The California Supreme Court accepted a transfer of 2 cases pending before the appeals court that ruled in Eliahu v. PJTC Great Kugel Cookoff Contest and REDACTED v. PJTC Great Kugel Cookoff Contest . While the Court's rulings in regard to the two plaintiffs, Mr. Eliahu and Ms. REDACTED, are mixed, the importance of today's unanimous opinion and the reason the case was taken up by the state's highest court, is to dismiss the peculiar notion that the addiction that usually occurs within weeks of Kugel- initiation marks the start of the 2 year statute of limitations for filing a personal injury claim.

Justice REDACTED, joined by Justice REDACTED, writes:
We reject the proposition advanced by defendants, based on Sisterhood v.
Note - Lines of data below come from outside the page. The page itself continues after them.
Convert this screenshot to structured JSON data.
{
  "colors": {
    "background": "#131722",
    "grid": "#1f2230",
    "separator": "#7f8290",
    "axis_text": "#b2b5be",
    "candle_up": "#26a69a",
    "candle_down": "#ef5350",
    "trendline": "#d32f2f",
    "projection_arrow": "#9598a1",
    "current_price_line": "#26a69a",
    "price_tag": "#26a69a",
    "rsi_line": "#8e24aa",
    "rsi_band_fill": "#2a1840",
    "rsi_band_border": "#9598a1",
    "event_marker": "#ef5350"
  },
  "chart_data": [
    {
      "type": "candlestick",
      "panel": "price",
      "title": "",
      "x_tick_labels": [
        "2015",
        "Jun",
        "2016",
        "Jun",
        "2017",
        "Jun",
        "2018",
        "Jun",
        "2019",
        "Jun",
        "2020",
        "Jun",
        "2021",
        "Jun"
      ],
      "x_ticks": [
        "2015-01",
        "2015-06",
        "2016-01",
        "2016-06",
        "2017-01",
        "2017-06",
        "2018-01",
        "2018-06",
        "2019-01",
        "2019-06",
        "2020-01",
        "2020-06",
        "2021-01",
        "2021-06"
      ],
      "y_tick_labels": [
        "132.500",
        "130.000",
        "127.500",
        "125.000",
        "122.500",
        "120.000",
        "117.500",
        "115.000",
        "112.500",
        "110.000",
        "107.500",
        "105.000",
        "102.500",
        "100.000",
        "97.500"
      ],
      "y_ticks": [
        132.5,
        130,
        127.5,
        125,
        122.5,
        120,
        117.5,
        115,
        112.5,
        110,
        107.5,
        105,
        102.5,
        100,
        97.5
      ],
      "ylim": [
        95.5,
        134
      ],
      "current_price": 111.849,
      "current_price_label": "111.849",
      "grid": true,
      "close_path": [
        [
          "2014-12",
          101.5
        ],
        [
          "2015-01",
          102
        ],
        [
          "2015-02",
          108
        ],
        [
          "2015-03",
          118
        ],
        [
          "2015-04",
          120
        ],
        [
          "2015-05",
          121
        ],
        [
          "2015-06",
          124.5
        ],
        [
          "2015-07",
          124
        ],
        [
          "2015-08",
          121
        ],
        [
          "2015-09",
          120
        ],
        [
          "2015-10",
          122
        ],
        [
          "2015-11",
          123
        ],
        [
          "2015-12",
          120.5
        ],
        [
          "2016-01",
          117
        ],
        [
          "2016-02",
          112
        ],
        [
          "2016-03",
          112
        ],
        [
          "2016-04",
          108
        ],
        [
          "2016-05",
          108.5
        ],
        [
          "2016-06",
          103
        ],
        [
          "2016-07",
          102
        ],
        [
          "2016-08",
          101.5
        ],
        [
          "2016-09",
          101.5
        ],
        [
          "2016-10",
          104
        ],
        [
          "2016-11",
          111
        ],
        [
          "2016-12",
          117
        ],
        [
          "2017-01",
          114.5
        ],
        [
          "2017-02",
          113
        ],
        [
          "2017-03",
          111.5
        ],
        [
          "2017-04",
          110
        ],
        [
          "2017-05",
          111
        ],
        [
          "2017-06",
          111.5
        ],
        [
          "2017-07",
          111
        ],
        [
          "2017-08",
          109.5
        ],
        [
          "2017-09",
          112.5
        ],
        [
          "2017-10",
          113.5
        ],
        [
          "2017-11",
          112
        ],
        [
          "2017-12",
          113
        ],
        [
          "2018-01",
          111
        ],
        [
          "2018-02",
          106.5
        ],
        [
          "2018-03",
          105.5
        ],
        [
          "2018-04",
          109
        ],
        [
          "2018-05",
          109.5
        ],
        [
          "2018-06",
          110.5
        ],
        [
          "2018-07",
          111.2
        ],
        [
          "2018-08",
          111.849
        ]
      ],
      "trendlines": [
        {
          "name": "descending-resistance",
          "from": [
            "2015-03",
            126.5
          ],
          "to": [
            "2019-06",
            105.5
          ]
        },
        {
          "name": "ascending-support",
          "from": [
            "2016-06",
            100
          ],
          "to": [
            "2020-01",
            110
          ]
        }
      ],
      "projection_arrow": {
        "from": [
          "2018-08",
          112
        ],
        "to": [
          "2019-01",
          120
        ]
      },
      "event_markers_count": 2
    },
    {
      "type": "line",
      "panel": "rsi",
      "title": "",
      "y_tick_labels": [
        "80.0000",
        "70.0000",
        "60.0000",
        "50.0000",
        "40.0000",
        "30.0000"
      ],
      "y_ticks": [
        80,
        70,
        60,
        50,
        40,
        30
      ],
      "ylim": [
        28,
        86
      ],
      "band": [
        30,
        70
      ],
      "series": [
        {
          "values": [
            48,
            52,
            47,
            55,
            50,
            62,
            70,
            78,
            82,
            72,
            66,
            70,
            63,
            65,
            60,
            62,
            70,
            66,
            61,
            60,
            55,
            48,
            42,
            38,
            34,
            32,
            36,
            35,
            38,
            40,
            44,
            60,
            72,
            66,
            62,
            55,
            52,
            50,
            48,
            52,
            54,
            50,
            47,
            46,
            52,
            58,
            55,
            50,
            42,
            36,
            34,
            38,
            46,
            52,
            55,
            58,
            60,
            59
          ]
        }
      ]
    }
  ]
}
PJTC Great Kugel Cookoff Contest , Inc. (9th Cir. 2002) 311 F.3d 966 (M & J), that the statute of limitations should have commenced on the physical injury claims as soon as the minyan discovered or should have discovered each was addicted to schnapps.

COMMENTARY


REDACTED Professor of Law at Northeastern University in Boston, noted that, "the California Supreme Court just changed the light from red to green and a high volume of Kugel litigation traffic is about to roar into California Courtrooms."

REDACTED, Director of the Kugel Products Liability Project at Northeastern University School of Law, stated that, "contrary to many analysts proclamations, the time is ripe for a major resurgence in individual schnapps cases.